We do need to be able to modulate the tumor microenvironment and that requires relevant preclinical models being at our disposal.
Orthotopic Syngeneics
One such group of models that have been around for a long time are syngeneics. These models are both widely used and have been extensively characterized, thus enabling movement away from subcutaneous sites into orthotopic models. These models can then provide for better stromal interactions and allow us to look at what the immune system is doing in the relevant microenvironment rather than at subcutaneous sites.
Rapid Autopsy
Although there is a wide diversity in PDX models, covering both pretreated and naïve patients, collections can always be expanded to fill in the gaps where there are limitations, especially at different stages of disease and for rare mutations. One area where these new models can be developed from is co-clinical studies.
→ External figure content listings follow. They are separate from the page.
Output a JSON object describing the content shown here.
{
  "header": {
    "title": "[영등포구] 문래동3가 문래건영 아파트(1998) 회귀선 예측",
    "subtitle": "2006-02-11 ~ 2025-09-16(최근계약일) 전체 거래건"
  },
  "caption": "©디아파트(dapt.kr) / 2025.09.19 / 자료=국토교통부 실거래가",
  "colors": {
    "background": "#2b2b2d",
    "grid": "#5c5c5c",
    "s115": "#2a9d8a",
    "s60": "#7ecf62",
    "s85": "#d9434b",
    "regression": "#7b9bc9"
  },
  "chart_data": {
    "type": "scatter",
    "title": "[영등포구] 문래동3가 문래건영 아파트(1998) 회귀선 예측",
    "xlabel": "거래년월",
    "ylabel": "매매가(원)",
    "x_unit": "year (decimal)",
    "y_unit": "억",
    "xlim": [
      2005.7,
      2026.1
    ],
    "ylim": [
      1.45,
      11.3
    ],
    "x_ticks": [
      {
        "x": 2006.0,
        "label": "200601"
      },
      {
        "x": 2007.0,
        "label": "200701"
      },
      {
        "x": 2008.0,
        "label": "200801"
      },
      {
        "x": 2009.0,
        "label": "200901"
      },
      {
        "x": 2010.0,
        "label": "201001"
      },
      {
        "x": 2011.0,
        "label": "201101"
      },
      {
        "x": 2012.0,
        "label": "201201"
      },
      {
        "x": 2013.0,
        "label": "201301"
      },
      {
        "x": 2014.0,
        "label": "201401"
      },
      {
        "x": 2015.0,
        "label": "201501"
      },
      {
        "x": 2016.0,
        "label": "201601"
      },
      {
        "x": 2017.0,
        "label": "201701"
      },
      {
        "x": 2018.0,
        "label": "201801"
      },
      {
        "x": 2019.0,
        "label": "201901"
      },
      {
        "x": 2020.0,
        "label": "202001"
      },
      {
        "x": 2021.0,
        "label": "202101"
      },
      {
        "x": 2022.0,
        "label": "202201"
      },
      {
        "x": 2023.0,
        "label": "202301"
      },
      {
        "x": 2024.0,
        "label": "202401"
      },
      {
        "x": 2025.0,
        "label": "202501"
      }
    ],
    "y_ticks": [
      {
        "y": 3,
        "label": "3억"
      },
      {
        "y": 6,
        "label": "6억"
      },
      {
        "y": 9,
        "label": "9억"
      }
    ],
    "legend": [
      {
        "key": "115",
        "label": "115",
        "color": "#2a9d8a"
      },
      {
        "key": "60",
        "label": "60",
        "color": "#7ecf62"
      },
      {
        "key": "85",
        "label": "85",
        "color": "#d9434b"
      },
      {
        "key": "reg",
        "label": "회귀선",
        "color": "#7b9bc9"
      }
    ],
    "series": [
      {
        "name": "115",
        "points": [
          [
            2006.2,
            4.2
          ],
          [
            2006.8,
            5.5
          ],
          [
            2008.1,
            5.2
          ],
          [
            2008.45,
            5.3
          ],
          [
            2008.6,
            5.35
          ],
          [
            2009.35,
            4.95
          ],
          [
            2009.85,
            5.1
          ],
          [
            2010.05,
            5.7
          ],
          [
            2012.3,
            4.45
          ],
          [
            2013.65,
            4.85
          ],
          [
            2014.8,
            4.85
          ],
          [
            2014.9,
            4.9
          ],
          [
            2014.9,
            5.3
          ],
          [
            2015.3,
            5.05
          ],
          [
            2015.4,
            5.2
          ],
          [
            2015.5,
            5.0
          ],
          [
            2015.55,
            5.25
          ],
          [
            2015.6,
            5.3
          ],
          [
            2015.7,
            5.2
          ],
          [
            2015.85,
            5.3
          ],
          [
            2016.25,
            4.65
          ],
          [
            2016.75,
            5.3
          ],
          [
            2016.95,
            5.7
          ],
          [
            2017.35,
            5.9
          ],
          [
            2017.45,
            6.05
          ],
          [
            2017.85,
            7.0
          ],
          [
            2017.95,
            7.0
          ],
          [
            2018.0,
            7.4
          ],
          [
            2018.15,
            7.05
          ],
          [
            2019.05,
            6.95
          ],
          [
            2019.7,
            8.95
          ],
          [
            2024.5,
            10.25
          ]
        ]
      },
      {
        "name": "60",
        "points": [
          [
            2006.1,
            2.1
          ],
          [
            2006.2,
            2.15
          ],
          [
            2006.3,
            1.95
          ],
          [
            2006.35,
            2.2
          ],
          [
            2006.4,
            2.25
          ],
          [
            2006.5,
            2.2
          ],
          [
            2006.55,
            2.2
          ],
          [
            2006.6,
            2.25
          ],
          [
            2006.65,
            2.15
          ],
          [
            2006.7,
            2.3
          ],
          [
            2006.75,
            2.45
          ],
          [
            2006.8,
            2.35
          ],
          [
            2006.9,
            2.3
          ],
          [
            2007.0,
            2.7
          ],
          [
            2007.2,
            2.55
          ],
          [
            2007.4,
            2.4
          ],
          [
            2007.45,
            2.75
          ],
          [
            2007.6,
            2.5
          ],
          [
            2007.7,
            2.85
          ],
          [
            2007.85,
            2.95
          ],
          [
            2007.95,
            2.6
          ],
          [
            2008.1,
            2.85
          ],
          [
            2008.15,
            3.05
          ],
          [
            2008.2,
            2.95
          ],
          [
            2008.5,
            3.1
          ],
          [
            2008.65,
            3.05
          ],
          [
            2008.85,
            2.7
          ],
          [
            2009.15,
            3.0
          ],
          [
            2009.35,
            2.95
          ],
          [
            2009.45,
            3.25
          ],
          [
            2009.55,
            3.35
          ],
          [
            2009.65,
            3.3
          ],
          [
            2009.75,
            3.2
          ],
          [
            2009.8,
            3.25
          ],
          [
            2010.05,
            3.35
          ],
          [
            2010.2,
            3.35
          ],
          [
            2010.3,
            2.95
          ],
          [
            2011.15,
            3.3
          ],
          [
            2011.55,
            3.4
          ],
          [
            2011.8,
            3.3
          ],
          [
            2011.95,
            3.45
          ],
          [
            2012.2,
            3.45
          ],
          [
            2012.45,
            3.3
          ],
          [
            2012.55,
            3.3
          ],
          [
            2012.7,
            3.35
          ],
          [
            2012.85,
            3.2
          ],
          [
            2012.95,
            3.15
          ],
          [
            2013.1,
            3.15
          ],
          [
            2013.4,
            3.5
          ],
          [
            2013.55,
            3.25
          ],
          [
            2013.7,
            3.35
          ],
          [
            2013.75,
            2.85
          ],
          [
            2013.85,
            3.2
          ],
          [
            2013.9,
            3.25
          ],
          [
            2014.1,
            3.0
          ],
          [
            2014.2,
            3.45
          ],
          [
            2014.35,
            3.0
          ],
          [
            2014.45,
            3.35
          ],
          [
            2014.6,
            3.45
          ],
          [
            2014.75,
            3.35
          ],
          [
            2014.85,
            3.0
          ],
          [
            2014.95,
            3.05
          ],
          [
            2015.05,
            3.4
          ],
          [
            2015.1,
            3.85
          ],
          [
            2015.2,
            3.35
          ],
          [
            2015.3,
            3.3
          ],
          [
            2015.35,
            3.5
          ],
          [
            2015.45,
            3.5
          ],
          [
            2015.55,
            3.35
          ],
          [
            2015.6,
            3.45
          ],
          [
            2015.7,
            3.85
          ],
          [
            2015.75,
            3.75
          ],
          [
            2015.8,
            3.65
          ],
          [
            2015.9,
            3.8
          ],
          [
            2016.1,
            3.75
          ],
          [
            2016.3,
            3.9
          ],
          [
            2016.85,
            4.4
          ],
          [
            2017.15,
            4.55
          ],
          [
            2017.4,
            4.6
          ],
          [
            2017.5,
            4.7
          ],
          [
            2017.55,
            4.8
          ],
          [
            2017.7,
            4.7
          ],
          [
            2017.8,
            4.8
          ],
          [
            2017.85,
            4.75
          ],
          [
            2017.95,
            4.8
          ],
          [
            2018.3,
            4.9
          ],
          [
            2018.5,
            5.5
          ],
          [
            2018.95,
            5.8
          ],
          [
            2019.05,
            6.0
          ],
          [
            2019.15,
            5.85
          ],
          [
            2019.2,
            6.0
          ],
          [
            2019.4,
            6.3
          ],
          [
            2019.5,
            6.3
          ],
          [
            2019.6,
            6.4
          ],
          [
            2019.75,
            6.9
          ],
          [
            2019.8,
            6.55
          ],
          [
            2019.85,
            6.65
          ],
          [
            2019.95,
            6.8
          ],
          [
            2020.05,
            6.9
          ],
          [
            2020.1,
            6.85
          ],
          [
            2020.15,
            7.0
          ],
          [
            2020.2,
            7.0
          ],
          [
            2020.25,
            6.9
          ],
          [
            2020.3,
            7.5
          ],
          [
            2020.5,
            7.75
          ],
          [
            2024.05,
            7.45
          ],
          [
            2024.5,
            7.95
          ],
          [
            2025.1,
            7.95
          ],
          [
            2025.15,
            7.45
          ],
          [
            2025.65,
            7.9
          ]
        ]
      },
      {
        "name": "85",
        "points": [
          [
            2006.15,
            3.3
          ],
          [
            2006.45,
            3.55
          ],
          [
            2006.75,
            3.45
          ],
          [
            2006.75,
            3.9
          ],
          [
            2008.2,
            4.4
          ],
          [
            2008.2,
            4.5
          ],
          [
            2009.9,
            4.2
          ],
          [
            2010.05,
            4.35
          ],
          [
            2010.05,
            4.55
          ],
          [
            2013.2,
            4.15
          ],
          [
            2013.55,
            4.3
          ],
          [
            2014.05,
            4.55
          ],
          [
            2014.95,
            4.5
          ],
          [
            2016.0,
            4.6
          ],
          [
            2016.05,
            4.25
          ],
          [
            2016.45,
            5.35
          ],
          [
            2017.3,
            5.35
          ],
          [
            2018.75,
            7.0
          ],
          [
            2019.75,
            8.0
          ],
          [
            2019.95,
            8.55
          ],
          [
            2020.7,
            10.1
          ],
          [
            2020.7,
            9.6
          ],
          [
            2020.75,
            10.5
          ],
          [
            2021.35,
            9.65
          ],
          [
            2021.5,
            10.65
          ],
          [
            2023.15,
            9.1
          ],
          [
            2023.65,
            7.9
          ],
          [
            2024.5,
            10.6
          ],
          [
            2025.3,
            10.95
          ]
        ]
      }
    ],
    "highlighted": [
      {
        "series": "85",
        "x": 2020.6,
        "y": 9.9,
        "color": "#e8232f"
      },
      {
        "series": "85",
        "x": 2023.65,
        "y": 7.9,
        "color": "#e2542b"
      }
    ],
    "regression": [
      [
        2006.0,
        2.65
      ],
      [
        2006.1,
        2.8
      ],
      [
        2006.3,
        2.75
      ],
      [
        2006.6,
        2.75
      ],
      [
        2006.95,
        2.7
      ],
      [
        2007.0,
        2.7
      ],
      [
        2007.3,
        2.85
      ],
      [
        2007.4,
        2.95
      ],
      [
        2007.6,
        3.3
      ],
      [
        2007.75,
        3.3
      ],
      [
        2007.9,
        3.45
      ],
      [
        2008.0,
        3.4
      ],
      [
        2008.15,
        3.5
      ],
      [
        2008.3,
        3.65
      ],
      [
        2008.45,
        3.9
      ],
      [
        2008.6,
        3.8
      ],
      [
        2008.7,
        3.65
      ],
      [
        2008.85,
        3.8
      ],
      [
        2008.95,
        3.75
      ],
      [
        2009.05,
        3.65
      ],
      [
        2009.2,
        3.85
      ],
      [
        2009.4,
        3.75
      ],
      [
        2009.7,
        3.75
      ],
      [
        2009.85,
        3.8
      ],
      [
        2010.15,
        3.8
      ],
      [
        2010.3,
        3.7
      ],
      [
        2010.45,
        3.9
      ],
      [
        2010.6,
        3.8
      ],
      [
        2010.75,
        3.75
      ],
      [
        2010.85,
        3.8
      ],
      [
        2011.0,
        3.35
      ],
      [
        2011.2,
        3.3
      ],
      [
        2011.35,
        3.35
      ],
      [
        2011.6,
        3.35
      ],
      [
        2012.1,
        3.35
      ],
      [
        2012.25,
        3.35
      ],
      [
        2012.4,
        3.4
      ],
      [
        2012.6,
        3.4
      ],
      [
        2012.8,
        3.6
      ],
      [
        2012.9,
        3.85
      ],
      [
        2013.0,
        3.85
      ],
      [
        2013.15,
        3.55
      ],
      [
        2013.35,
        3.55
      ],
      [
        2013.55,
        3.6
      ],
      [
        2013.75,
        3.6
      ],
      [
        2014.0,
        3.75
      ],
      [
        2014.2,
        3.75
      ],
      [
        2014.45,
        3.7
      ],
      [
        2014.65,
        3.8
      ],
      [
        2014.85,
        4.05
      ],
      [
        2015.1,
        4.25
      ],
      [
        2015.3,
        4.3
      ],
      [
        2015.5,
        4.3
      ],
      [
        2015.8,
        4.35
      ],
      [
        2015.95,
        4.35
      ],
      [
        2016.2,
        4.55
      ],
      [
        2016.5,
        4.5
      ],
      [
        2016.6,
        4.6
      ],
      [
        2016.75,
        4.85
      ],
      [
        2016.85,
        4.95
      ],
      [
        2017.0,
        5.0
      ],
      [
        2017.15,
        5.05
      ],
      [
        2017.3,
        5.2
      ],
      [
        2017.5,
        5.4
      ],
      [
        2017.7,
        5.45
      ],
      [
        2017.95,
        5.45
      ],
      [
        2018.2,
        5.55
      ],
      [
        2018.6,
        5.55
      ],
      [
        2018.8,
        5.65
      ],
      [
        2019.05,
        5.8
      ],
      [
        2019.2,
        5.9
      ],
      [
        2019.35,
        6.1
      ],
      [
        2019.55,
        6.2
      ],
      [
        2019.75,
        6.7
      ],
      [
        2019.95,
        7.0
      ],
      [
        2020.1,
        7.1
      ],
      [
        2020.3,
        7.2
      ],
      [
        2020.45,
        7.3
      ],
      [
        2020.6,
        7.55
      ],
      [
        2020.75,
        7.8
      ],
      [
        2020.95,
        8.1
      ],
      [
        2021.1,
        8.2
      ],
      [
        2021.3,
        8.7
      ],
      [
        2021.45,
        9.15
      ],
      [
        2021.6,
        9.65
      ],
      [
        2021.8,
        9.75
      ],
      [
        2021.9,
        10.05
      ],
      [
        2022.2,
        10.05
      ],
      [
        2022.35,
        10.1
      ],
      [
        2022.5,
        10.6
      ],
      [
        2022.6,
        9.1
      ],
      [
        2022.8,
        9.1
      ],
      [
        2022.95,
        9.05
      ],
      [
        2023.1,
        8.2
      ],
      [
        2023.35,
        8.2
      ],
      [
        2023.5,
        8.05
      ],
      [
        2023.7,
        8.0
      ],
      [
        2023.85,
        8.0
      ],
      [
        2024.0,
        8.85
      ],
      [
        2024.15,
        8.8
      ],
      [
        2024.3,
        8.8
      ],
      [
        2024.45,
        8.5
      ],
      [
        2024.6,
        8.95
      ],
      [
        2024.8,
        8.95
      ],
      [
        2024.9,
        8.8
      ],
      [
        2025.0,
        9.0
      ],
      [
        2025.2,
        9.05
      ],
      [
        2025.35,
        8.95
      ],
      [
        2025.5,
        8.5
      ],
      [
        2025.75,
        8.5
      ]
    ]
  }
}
One way to do this is rapid autopsy, where patients on clinical trials have been treated and then PDX models are derived from relapsed patient tissue, allowing researchers to look at both late stage disease and also resistance. This strategy allows a better representation of the heterogeneity of later stage disease.
3D TGA
An alternative ex vivo system to mimic the microenvironment is also the 3D TGA assay. This assay stems from the fact that 2D cultures are not reflective of patients in many aspects such as hypoxic levels, oxygen tension, pH, stiffness, and glucose levels. 2D assays conducted on plastic are quite artificial compared to patients, whereas in a humanized 3D culture the disconnects have been repaired.
The cells are in the right environment, the right structures, getting the right interactions, and therefore are more relevant to their origin. Cells have memory and when put in the right environment they behave the same way and can remember where they came from and how to function, thus allowing response predictions to become much improved. As assays improve and more human components are added both the complexity and relevance will continually evolve.
Understanding Interplays to Progress Oncology Research
With a deeper understanding of the interplays between the tumor microenvironment, heterogeneity, and resistance more questions will continue to be raised and need to be answered utilizing the above capabilities we currently have in our preclinical oncology tool box.